Maybe we don't have to re-invent the wheel, just plug in the right heater to our 1000 watt generator.

Joe. :teeth :thup
 
Low power heater. 600 Watts. Aha, the smart approach. It's been so long since I saw one of those I forgot all about it. All I've seen lately is the parabolic dish quartz kind and they draw lots of power.

Good call, Joe.
 
We have used the 600 watt setting of several heaters running on a Honda EU 1000, but double check the heater, since some will have 1000 watts and 1500 watts. The thousand watts is too much for a Honda 1000, but might be OK for the 1200 watt unit.

I thought that if you lowered the voltage, you raised the current?--E =IR.

You can certainly use devices to limit the current flow for a resistive load, but not sure how this would affect the fan and potential overheating of these small heaters?

Is the Duropower a knock off of the Delco--or is it the same unit, rebranded? Duropower has not so good to mixed reviews on the RV forum--but it was not this perticular unit--just the brand in general.

Local West Marine Personal had never seen or heard of the generator mentioned, so it must be a new product.
 
For the price, that looks like a Chinese machine. General Motors, including AC Delco licenses their name to various enterprises. I bought some "genuine" Chevrolet parts for the truck, made in Taiwan under license. Note that the generator is drop shipped by West Marine.

Also, those small electric heaters have 2 ea. parallel heating elements, each ~750 watts.
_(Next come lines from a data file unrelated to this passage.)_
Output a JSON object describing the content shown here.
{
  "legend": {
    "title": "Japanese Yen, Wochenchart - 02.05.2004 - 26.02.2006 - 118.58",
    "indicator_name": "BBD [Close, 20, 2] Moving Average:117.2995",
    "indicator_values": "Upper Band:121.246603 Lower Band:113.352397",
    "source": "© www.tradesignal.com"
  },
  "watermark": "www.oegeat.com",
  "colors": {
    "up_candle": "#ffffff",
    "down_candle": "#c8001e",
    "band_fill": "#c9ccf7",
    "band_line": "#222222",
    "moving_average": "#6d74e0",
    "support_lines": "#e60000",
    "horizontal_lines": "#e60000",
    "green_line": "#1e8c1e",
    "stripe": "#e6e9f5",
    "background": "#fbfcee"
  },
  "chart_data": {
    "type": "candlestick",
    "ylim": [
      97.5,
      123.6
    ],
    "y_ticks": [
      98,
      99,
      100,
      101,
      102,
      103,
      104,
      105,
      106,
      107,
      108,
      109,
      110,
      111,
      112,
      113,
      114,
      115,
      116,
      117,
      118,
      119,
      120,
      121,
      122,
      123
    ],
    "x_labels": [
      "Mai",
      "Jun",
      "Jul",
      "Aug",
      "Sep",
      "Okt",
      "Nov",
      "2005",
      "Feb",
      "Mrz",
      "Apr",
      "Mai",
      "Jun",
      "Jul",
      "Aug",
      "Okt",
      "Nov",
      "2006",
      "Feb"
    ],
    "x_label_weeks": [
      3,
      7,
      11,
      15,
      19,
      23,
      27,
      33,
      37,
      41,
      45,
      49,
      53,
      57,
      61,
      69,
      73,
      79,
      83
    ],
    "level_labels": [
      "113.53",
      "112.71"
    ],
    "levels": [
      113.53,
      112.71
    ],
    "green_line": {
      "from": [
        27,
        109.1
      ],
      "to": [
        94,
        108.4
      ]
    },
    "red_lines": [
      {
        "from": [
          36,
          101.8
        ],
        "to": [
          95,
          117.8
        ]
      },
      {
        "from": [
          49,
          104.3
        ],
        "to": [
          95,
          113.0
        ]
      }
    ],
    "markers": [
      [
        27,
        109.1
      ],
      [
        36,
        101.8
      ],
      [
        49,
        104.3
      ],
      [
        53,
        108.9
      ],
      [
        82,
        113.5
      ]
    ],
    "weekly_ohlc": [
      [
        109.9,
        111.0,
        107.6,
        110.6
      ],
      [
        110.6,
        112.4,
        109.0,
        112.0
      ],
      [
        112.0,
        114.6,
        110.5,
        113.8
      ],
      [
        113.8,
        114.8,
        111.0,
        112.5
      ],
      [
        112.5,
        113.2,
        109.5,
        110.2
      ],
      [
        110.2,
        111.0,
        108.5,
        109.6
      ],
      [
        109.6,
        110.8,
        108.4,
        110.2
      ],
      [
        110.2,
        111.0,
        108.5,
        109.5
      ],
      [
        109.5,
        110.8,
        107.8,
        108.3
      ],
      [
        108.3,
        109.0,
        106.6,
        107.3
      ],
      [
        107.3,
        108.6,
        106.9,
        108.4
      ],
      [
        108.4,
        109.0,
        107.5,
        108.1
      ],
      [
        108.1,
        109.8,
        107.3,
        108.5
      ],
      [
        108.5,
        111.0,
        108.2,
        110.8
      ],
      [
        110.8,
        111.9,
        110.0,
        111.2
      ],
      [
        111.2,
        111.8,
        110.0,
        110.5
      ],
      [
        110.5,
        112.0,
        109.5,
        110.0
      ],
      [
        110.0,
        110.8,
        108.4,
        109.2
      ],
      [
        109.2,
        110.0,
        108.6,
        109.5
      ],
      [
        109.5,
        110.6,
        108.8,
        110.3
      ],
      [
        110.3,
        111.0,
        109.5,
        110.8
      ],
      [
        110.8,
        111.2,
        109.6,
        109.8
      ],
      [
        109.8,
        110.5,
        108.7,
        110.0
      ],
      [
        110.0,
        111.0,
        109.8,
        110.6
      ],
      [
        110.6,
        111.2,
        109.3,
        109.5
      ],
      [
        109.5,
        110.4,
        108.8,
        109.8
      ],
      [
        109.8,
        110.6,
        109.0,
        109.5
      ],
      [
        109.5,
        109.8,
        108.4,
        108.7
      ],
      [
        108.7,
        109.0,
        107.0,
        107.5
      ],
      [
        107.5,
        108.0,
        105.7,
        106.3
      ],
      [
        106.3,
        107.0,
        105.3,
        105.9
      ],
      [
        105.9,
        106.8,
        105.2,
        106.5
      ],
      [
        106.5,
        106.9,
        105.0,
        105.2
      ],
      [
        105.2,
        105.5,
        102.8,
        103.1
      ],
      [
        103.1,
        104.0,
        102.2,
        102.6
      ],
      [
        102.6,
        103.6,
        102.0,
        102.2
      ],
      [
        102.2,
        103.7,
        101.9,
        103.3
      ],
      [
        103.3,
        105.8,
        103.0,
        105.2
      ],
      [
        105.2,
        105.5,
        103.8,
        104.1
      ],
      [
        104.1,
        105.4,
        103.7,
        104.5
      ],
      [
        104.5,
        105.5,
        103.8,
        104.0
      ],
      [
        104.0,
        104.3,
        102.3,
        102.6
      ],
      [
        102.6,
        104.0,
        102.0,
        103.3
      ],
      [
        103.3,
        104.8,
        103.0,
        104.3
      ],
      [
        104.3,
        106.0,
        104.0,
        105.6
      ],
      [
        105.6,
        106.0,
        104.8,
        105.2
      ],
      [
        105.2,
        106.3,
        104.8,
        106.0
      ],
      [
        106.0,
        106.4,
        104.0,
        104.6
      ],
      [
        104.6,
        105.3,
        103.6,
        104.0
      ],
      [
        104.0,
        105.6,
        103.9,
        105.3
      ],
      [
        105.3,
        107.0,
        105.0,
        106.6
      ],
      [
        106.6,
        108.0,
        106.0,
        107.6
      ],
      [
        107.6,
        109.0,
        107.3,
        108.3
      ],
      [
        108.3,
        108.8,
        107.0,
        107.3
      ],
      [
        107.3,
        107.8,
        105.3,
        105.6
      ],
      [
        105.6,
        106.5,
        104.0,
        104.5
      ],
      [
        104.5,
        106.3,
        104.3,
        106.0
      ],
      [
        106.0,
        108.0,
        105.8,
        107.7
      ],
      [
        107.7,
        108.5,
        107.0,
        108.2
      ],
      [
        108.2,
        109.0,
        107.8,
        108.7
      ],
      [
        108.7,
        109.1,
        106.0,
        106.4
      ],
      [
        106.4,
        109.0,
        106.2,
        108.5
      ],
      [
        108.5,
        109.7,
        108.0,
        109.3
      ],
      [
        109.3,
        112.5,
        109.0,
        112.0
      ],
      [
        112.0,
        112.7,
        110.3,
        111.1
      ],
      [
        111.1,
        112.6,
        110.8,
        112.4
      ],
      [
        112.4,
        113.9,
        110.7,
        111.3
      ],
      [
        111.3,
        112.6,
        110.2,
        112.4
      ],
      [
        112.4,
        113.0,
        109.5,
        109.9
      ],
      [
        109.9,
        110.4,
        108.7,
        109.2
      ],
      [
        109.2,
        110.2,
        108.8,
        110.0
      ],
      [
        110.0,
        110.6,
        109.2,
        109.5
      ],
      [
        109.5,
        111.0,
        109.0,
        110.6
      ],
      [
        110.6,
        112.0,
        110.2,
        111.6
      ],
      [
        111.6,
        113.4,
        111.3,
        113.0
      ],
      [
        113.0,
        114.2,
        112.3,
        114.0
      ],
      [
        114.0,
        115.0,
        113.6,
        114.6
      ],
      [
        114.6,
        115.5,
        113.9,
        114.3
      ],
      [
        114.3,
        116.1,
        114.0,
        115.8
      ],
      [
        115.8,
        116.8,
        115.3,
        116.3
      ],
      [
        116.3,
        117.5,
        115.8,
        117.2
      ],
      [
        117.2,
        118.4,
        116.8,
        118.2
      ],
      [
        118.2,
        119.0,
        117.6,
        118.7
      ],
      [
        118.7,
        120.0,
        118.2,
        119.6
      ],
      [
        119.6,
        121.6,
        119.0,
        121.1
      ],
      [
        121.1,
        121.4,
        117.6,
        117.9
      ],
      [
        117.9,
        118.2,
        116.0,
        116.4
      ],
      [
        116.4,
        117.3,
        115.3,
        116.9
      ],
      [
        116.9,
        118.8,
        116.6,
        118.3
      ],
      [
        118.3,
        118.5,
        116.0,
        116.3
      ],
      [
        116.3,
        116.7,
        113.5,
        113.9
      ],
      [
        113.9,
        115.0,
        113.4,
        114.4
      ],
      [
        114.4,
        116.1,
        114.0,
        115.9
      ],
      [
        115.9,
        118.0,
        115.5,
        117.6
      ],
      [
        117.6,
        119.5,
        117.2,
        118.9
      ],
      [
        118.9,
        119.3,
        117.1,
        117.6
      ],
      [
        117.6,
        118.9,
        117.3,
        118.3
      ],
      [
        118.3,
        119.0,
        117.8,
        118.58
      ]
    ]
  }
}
For low power you only use 1 element. Thus the effective R doubles, the voltage remains the same and current is 1/2.

Power = E*I = (I*I)*R

Boris
 
Hi Bob,

Bust out the Ham radio books again....

You had the equation right: E=I*R (volts = current times resistance, for those here who haven't worked with such things recent enough to remember)

Juggle it around to I = E / R, where you can see that if the R is constant, halving the voltage will halve the current.

Another factor to consider is that the resistance of the wire changes with temperature, so the R won't really be constant. (The resistance gets higher as it gets hotter, otherwise it would keep lowering resistance and draw more current and get hotter and that would lower the resistance and you can see where this is going. Melted wire.)

On the other hand, as Joe said a few posts back, let's not re-engineer the heating industry here. Just buy a lower wattage heater. The re-engineering direction is my fault. I'm an engineer and everything looks like an engineering problem to me.

Jeff
 
helm":1aymnczo said:
Check out wise sales http://www.wisesales.com/ , they were $865 for a Honda 2000 generator delivered last I checked and carry other brands and wattages as well. Might be better than a Chinese generator for the long run.
Eric

Today, they are quoting $639 for the 1000W unit and $869 for the 2000W model.

Sounds like they have very good prices.

--Georgs
 
When I purchased my EU 1000, Wefing's matched what I found at Wise sales (I got my 2000 from Wise). Plus they got the unit to Pensacola--and saved shipping.